The global financial system is experiencing its greatest crisis since World War II. Each day brings broader recognition that the international financial architecture needs radical reform. To many, the adequacy of the old system was already in question. The growth of surpluses in oil producing states and in emerging market economies has created a redistribution of wealth worldwide. Capital now flows from the oil producing and emerging market economies towards the industrialized economies, primarily the United States. This new reality has created a crisis of legitimacy of the current financial system.
The urgency of coping with the current financial crisis has temporarily overshadowed two other global crises: energy security and climate change. The premise of the current proposed research is that all three issues are linked and must be tackled in combination.
Energy is the core issue. It is also the area where the conflict is greatest. The interests of oil producing and consuming countries seem to be irreconcilably at odds. Producers prefer high prices, consumers want low prices. The consuming countries would welcome the development of alternative energy sources, the producing countries hope this is delayed far into the future. Oil consuming countries want to encourage investment to expand supply, while the oil producers are reluctant to invest since past history shows that if prices fall they will absorb the costs.

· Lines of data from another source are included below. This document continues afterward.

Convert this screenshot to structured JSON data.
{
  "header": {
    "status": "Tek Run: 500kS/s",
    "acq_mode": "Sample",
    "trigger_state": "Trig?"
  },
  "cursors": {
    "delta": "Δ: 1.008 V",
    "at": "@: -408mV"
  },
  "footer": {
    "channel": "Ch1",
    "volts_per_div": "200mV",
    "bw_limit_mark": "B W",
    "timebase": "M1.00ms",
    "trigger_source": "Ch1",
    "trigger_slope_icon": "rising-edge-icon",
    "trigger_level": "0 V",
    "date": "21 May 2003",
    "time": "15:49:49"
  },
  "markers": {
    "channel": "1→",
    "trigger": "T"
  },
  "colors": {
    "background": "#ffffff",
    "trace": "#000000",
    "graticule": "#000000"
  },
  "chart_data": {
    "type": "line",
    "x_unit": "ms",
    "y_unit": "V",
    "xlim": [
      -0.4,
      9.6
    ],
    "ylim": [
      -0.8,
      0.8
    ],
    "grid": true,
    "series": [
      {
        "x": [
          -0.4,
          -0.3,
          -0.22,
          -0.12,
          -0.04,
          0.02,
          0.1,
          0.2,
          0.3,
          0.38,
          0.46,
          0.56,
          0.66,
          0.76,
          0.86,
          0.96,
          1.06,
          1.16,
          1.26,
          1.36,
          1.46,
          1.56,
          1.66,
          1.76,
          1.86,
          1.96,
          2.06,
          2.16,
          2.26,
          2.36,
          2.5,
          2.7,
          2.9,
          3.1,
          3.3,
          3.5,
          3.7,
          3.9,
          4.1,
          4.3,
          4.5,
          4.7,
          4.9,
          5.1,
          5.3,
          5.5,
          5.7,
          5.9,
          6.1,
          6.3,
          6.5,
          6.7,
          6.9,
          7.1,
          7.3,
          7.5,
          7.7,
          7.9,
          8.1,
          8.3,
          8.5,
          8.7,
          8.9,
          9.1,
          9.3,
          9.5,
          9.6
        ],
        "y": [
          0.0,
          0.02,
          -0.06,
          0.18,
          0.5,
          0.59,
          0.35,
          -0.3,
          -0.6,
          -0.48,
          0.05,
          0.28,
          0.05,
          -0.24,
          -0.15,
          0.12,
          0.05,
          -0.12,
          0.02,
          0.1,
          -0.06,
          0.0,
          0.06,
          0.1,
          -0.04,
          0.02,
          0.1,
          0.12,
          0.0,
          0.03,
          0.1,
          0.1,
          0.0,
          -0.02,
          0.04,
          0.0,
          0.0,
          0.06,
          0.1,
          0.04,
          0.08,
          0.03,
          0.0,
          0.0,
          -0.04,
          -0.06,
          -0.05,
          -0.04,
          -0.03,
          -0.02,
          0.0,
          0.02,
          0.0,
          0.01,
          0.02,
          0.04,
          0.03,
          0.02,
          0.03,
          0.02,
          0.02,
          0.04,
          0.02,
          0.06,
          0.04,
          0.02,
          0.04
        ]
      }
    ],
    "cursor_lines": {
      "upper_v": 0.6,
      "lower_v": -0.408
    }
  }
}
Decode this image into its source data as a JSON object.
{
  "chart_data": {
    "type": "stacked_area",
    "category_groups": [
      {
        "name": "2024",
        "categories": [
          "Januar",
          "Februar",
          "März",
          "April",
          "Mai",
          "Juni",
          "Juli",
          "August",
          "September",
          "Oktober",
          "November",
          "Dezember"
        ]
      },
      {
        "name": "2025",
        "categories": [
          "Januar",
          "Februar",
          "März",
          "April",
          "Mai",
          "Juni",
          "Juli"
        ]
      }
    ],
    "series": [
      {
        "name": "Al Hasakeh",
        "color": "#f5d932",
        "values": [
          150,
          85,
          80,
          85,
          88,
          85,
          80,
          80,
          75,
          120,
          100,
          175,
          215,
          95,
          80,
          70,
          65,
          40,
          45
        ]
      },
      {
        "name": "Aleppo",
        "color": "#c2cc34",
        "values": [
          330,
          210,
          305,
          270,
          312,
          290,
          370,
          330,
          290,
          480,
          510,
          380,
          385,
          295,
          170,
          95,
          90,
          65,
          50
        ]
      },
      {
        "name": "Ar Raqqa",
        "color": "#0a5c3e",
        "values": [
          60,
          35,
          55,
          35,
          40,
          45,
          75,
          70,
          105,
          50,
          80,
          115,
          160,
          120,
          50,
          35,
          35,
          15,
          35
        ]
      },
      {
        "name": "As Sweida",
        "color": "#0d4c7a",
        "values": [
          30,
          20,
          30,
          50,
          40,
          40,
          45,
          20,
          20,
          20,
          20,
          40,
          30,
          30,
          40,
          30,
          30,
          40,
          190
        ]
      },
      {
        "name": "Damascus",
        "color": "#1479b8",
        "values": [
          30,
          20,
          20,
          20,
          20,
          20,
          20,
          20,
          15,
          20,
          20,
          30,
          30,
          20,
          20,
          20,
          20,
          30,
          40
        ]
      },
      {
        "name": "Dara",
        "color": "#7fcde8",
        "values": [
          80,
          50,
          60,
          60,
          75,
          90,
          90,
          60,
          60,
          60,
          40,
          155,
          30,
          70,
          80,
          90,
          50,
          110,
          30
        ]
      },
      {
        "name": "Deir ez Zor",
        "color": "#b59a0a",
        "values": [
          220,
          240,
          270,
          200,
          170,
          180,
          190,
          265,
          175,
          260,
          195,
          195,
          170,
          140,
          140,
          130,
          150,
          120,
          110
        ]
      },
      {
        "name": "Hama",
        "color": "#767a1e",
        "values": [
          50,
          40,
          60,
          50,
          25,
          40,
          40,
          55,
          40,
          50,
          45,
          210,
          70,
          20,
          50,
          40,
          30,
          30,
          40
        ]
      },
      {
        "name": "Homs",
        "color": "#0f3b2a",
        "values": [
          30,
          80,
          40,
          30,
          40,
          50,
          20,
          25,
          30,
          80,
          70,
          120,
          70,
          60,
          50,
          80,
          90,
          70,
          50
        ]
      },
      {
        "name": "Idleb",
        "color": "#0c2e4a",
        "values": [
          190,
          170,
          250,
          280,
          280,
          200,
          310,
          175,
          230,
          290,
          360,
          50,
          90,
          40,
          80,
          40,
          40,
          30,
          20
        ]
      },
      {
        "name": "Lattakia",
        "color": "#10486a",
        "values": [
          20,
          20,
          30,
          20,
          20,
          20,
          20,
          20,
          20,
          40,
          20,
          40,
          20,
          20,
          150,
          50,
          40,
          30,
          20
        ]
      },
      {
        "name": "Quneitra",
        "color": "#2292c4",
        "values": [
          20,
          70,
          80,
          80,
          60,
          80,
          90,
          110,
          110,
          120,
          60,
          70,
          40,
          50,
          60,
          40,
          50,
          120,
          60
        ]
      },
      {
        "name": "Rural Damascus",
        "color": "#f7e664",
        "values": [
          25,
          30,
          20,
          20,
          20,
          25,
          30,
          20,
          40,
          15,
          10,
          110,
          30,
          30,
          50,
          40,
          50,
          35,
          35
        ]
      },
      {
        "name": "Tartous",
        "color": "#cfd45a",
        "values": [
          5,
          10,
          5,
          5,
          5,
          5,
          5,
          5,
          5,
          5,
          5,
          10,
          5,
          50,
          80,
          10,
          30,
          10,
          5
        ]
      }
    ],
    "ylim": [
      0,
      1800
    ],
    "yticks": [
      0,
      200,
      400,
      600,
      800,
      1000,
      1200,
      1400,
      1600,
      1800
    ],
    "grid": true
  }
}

The dilemma of energy security is complicated by goals of reducing global greenhouse emissions (GGE). The best way to reduce GGE is to keep carbon in the ground. If there is significant progress on alternative energy this may happen, but then investment in new oil deposits will earn very low returns. Hence, the prospect of alternative energy technologies may induce suppliers to produce more now before the technologies are in place. In that case GGE actually rises. The fundamental point is that energy security and environmental security are also tied together.
All this would seem to suggest that cooperation is fruitless. Nonetheless, there may be directions in which producers and consumers can cooperate. Global energy security is ultimately a matter of sharing the risk of developing new sources of supply. Therefore, if consumers are to succeed in inducing the producers to expand supply through investment, they will have to share the risk.
The purpose of this project is to focus on the set of problems that arise from consideration of global energy security in the context of the broader set of themes, namely, those of reforming the international financial architecture, global energy security and environmental policy. The emphasis will be on the interactions of these three elements.